Q. Tell us more about this initiative and the works on sale at the DAG Fundraiser sale from April 20-30.

Mohan: At a time when the nation and the world is grappling with a pandemic beyond easy comprehension, our immediate instinct was to try and help efforts towards Covid -19 relief. The natural leverage we had to raise funds is our art inventory and we decided that this was the best time to hold an online Fundraise sale of 51 artworks.

An e-catalogue was designed in-house, in record time, all remotely between various team members functioning from the safety of their homes. We chose to have one artwork per artist thus putting together 51 artworks by preeminent Indian artists, adding up to a total value of Rs. 1 Crore. The prices of these artworks were made competitive and within the range of Rs 50,000 and Rs 5 lakhs to ensure healthy participation by larger audiences. Hundred per cent of the money raised by the sale shall be donated. Very early on we decided to support larger initiatives being run on National and State level that were transparent in their fund disbursal.
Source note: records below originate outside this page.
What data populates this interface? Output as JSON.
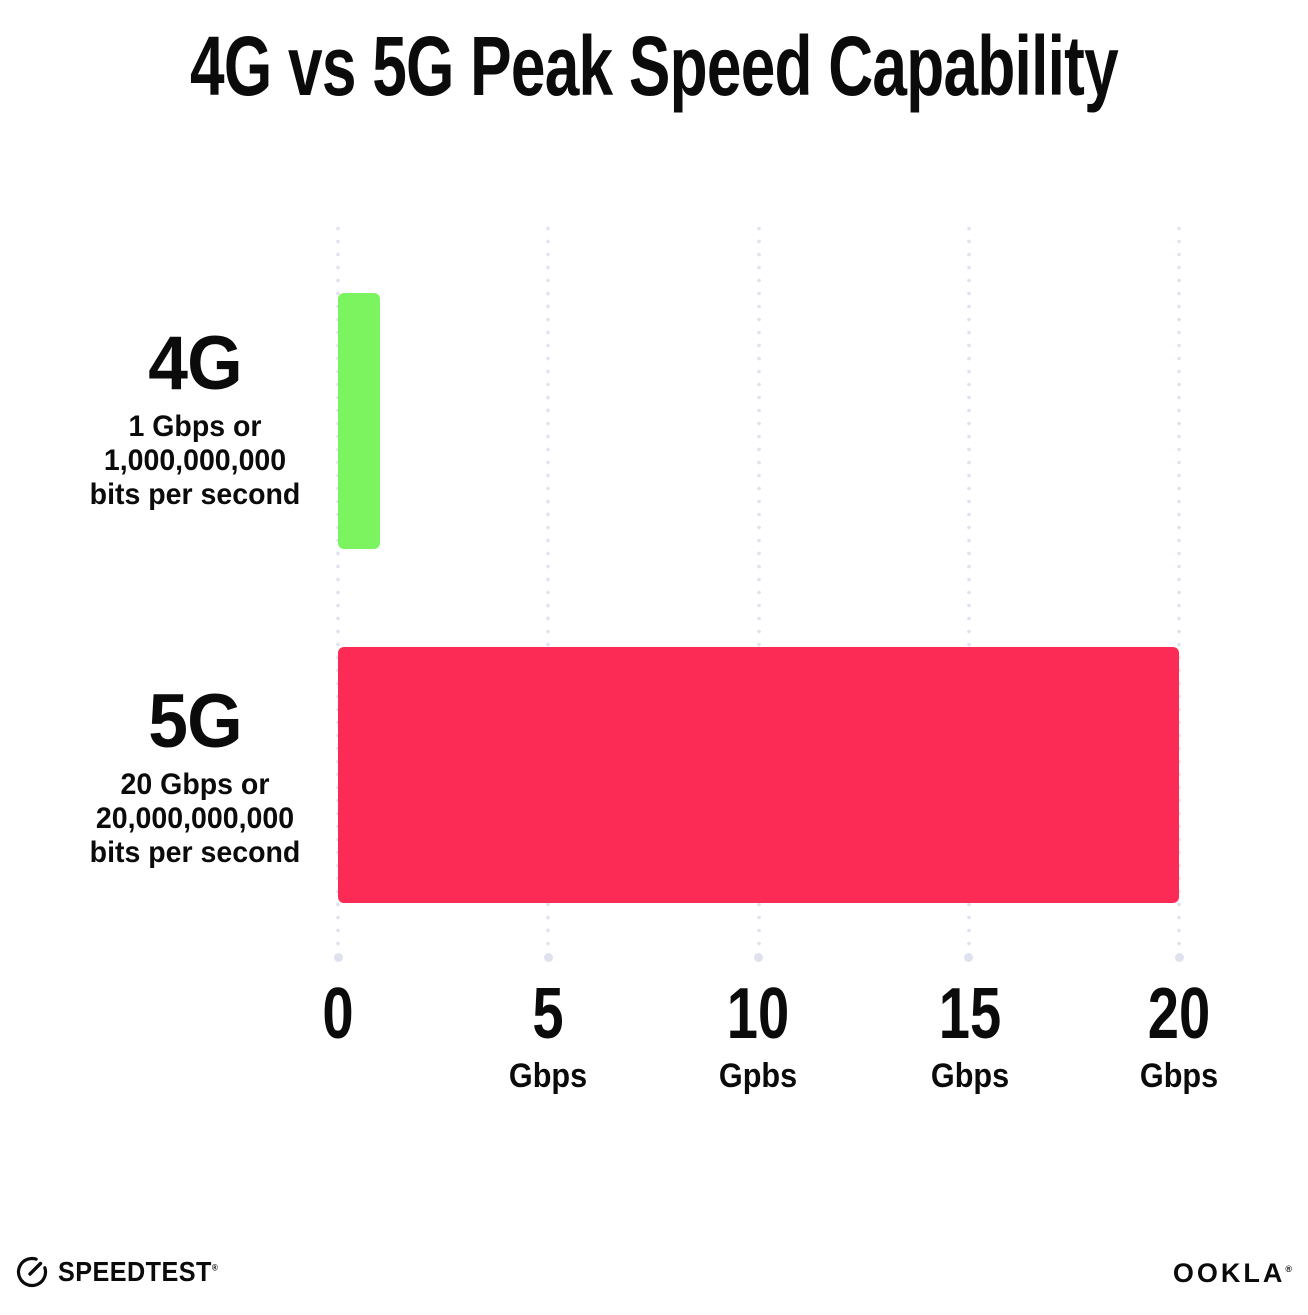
{
  "chart_data": {
    "type": "bar",
    "orientation": "horizontal",
    "title": "4G vs 5G Peak Speed Capability",
    "xlim": [
      0,
      20
    ],
    "grid": "dotted-vertical",
    "categories": [
      "4G",
      "5G"
    ],
    "values": [
      1,
      20
    ],
    "rows": [
      {
        "name": "4G",
        "value": 1,
        "color": "#7cf45f",
        "sub1": "1 Gbps or",
        "sub2": "1,000,000,000",
        "sub3": "bits per second"
      },
      {
        "name": "5G",
        "value": 20,
        "color": "#fc2b55",
        "sub1": "20 Gbps or",
        "sub2": "20,000,000,000",
        "sub3": "bits per second"
      }
    ],
    "x_ticks": [
      {
        "value": "0",
        "unit": ""
      },
      {
        "value": "5",
        "unit": "Gbps"
      },
      {
        "value": "10",
        "unit": "Gpbs"
      },
      {
        "value": "15",
        "unit": "Gbps"
      },
      {
        "value": "20",
        "unit": "Gbps"
      }
    ]
  },
  "colors": {
    "bar_4g": "#7cf45f",
    "bar_5g": "#fc2b55",
    "gridline": "#e2e3f0",
    "gridline_end_dot": "#dfe1ee",
    "text": "#0b0b0b",
    "background": "#ffffff"
  },
  "footer": {
    "brand_left": "SPEEDTEST",
    "brand_left_tm": "®",
    "brand_right": "OOKLA",
    "brand_right_tm": "®"
  }
}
Hence, our choice in supporting PM CARES & Lt. Governor/Chief Minister Relief Fund (Delhi). We are heartened by the unprecedented speed at which the sale has occurred and are hugely thankful to the art buying community for wholeheartedly supporting this pioneering initiative.

When asked how galleries such as DAG are coping with license fees and rentals across various galleries in India due to the COVID-19 crisis and whether the are being offered any support by their licensors, the Gallery refused to comment.